Woods has taken to committing earlier to events these days -- Charlotte, next week's Players Championship and the AT&T National in July -- giving tournaments time to make over-the-top security arrangements and, apparently, solidifying the personal appearance/exotic dancing itinerary of at least one of Tiger's poorer choices who has taken to performing in a certain brand of club near another certain brand of club where Woods remains the undisputed headliner.
The post-Masters postmortem focused on how long Woods thought it would take for his golf game to round into shape. "Usually, after I come out of the West Coast Swing, I feel pretty good about my game," he said. "Usually two tournaments in the States and maybe one tournament overseas, so it's usually three events." With Woods committed for the Players next week that gets him to his three, even if he doesn't add the Memorial later in May, which he could yet well do.
This is the week U.S. Open preparation begins in earnest. In any year when the Open travels to one of the usual suspects in the Northeast or Midwest, Quail Hollow serves as a proper stylistic proxy. It has some brutally long par fours and is an old-style, tree-lined course. But, while there is little or nothing in North America that approximates Pebble Beach's fog, wind, cliffs and tiny poa greens, Quail Hollow can still serve as something of an Open tune-up because the two best players in the game, Woods and Mickelson, each see a prize on the near horizon with their names writ large on it and can't wait to get there.
Both have enjoyed considerable success at Pebble Beach, though defining Woods' 15-shot U.S. Open victory there in 2000 as "success" is a little like calling the Mona Lisa a pretty decent drawing. Mickelson has won the AT&T Pebble Beach National Pro-Am three times and Woods won it the same year he turned the Open into a contest between himself and the B Flight.
In the coolness of time, Woods' pique at the end of his Augusta return has worn off. Looking back, it looks better. "Immediately after, they asked me how did I feel about it, and I wasn't very happy I lost," he said. If second "sucks", as he famously said, fourth is downright foul. "But, given a little time to reflect on it, it was an incredible week. I think it went as well as it could have possibly gone. Overall, after not playing for that long and coming back and finishing fourth, I think that's pretty reasonable." One senses, however, what looks reasonable in April won't be acceptable in June, no matter how much time he has to cool off.
There is considerable speculation, in almost every quarter, whether or not Woods' fall from grace will be accompanied by an equal diminishment of the aura of invincibility that so often surrounded him in competition. Are his peers more likely to step up now that he's been knocked down? Pebble could well be the first, best chance to see whether there's a new normal in golf's hierarchy.
When you've finished second five times in the U.S. Open, Grand Slams and green jackets, even one with fresh Krispy Kreme frosting on the sleeve, are sideshows.

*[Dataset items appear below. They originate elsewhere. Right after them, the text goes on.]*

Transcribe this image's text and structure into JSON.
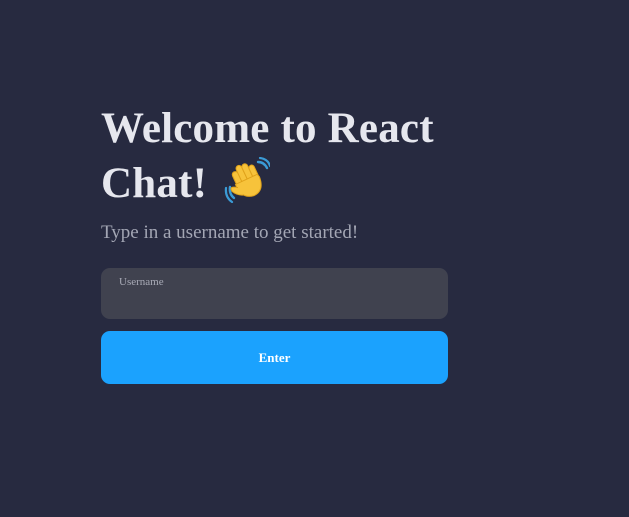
{
  "welcome": {
    "title_line1": "Welcome to React",
    "title_line2": "Chat!",
    "wave_icon": "waving-hand-icon",
    "subtitle": "Type in a username to get started!"
  },
  "form": {
    "username_label": "Username",
    "username_value": "",
    "enter_label": "Enter"
  },
  "colors": {
    "background": "#272a40",
    "input_background": "#40424f",
    "button": "#1ba2fe",
    "title": "#e6e7ee",
    "subtitle": "#a3a6b4"
  }
}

Despite feeling a little puny at the moment, Mickelson has his eye fixed on the Monterey Peninsula. "It's my National Open," he said. "Growing up here, that's a special event for me. Rather than jump ahead to other events, I really want to give myself the best opportunity in the U.S. Open. I had a good chance last year. A couple of years I've had great chances and haven't come through. It's the one event that I'd love to win."
If it's any consolation, and it probably isn't, there was another golfer who'd had some dispiriting collapses in U.S. Opens and wanted nothing more desperately than to win his own national championship. Tom Watson got his at Pebble Beach.